+1
gencler cumleten merhabalar simdi sizlere askerdeyken basıma gelen daha dogrusu basımıza gelen bir dizi olayı anlatacagım. kısa kesmek niyetindeyim ama ne kadar kısa tutabilirim ondan da emin degilim. her neyse bahsedecegim şeyler benden ziyade astegmen adsız'la başımızdan geçenleri anlatacagım.
astegmen adsız şırnakta benim bulundugum üs bölgesine benim alt devrem olarak atanan bir askerdi. aslına bakarsanız kendisi kaderin cilvesiyle uzun dönem asker olmuş bir üniversite öğrencisiydi. ben isteyerek tegmen olmuştum ama o kısa dönem olarak askerlik yapıp bir an önce hayatına atılmak niyetinde olan sıradan birisiydi. hayat ikimizi de önce izmir foçaya oradan da şırnakta bir üs bölgesine sürüklemişti.
izmir foçayı aşağı yukarı herkes duymuştur: inlete inlete adamı komando yaptıkları yer. kimi zaman sürüne sürüne kimi zaman koştura koştura ama mutlaka bir şekilde askerligi öğrenirdiniz burada. benim (ve astegmen adsızın) geçtigimiz egitim standart uzun dönemlerin egitiminden tahmin edeceginiz gibi daha zor ve daha riskliydi. on beş aylık askerlik hayatımızını üç aylık kısmı burada sadece yat kalk sürün istikametlerle geçti. ciksen ciksenbeş kiloydum acemilikte bittiginde nerden baksanız yüz kiloluk bir yarma olmuştum. bu ilk üç aylık egitimden sonra komando oldugumuz için bizleri bir de iki aylık bir ileri egitime tabi tuttular, bu egitimleri vs zaten ilerleyen kısımlarda zaten görecekseniz.

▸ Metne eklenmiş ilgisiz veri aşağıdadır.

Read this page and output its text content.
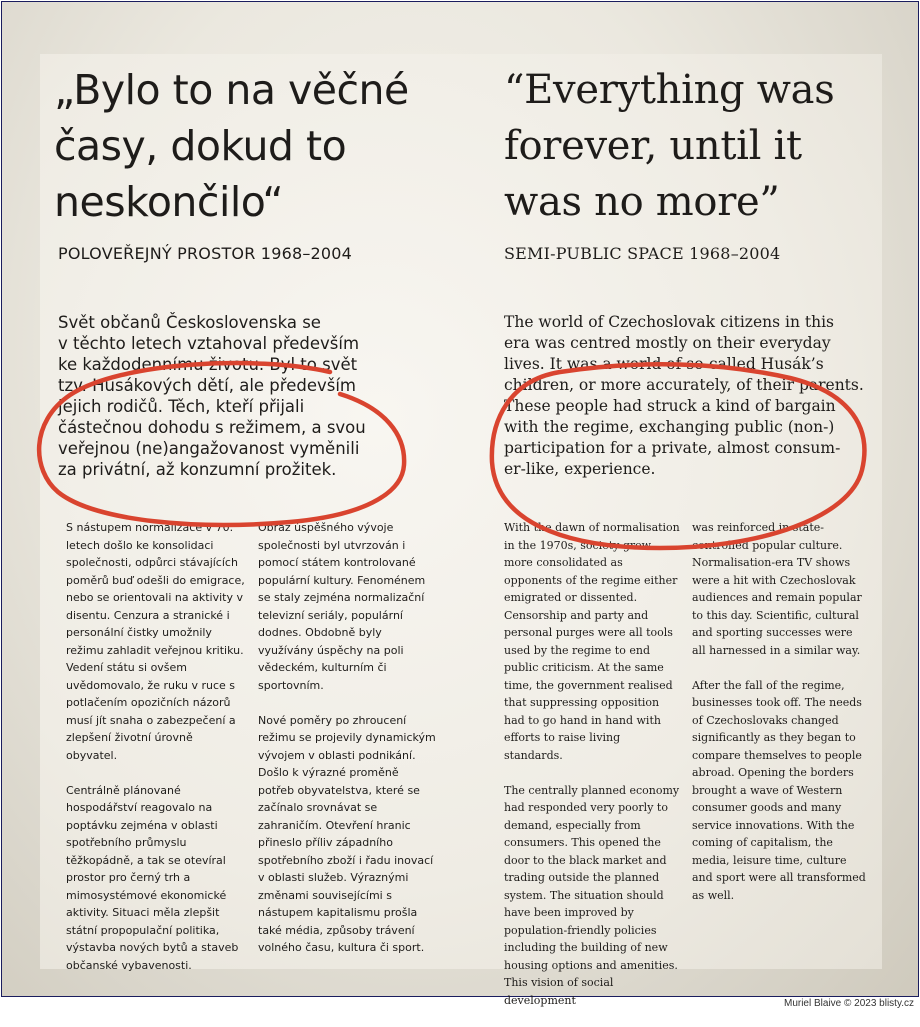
„Bylo to na věčné
časy, dokud to
neskončilo“
“Everything was
forever, until it
was no more”
POLOVEŘEJNÝ PROSTOR 1968–2004	SEMI-PUBLIC SPACE 1968–2004
Svět občanů Československa se
v těchto letech vztahoval především
ke každodennímu životu. Byl to svět
tzv. Husákových dětí, ale především
jejich rodičů. Těch, kteří přijali
částečnou dohodu s režimem, a svou
veřejnou (ne)angažovanost vyměnili
za privátní, až konzumní prožitek.
The world of Czechoslovak citizens in this
era was centred mostly on their everyday
lives. It was a world of so-called Husák’s
children, or more accurately, of their parents.
These people had struck a kind of bargain
with the regime, exchanging public (non-)
participation for a private, almost consum-
er-like, experience.

S nástupem normalizace v 70. letech došlo ke konsolidaci společnosti, odpůrci stávajících poměrů buď odešli do emigrace, nebo se orientovali na aktivity v disentu. Cenzura a stranické i personální čistky umožnily režimu zahladit veřejnou kritiku. Vedení státu si ovšem uvědomovalo, že ruku v ruce s potlačením opozičních názorů musí jít snaha o zabezpečení a zlepšení životní úrovně obyvatel.

Centrálně plánované hospodářství reagovalo na poptávku zejména v oblasti spotřebního průmyslu těžkopádně, a tak se otevíral prostor pro černý trh a mimosystémové ekonomické aktivity. Situaci měla zlepšit státní propopulační politika, výstavba nových bytů a staveb občanské vybavenosti.

Obraz úspěšného vývoje společnosti byl utvrzován i pomocí státem kontrolované populární kultury. Fenoménem se staly zejména normalizační televizní seriály, populární dodnes. Obdobně byly využívány úspěchy na poli vědeckém, kulturním či sportovním.

Nové poměry po zhroucení režimu se projevily dynamickým vývojem v oblasti podnikání. Došlo k výrazné proměně potřeb obyvatelstva, které se začínalo srovnávat se zahraničím. Otevření hranic přineslo příliv západního spotřebního zboží i řadu inovací v oblasti služeb. Výraznými změnami souvisejícími s nástupem kapitalismu prošla také média, způsoby trávení volného času, kultura či sport.

With the dawn of normalisation in the 1970s, society grew more consolidated as opponents of the regime either emigrated or dissented. Censorship and party and personal purges were all tools used by the regime to end public criticism. At the same time, the government realised that suppressing opposition had to go hand in hand with efforts to raise living standards.

The centrally planned economy had responded very poorly to demand, especially from consumers. This opened the door to the black market and trading outside the planned system. The situation should have been improved by population-friendly policies including the building of new housing options and amenities. This vision of social development

was reinforced in state-controlled popular culture. Normalisation-era TV shows were a hit with Czechoslovak audiences and remain popular to this day. Scientific, cultural and sporting successes were all harnessed in a similar way.

After the fall of the regime, businesses took off. The needs of Czechoslovaks changed significantly as they began to compare themselves to people abroad. Opening the borders brought a wave of Western consumer goods and many service innovations. With the coming of capitalism, the media, leisure time, culture and sport were all transformed as well.

Muriel Blaive © 2023 blisty.cz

her neyse egitimlerimi tamamladıktan sonra kura çekimlerine geldiginde buranın haricindeki her yer bizlere tatil gibi gelecegi icin kurada çok da heyecanlı degildik, hiçbirimiz: yaklaşık olarak üç yüz elli kişilik dokuzuncu dağ komando bölügünün tamamı da benimle aynı fikirdeydi. kurada olabilecek en bahtsız insanlarsa askerlik hayatının kalan kısmını burada geçirecek olan bahtsızlardı: bütün o egitimleri çaylaklara vermek için burada onlarla beraber kalacak olan şanssızlar...
her neyse kurada bana şırnak jandarma tümen çıktıgında kendimi rahatlamış hissettim zira şırnak tümende dillere destan bir komando taburu oldugundan haberim vardı. hatta oradaki tugay benden bile daha sert koşullarda egitilmiş insanlardı: buradaki adamların tamamı bildiginiz savaş makinesiydi. biz sadece astek olmak için egitim almıştık onlarsa bu meslegin erbabı olan kimselerdi...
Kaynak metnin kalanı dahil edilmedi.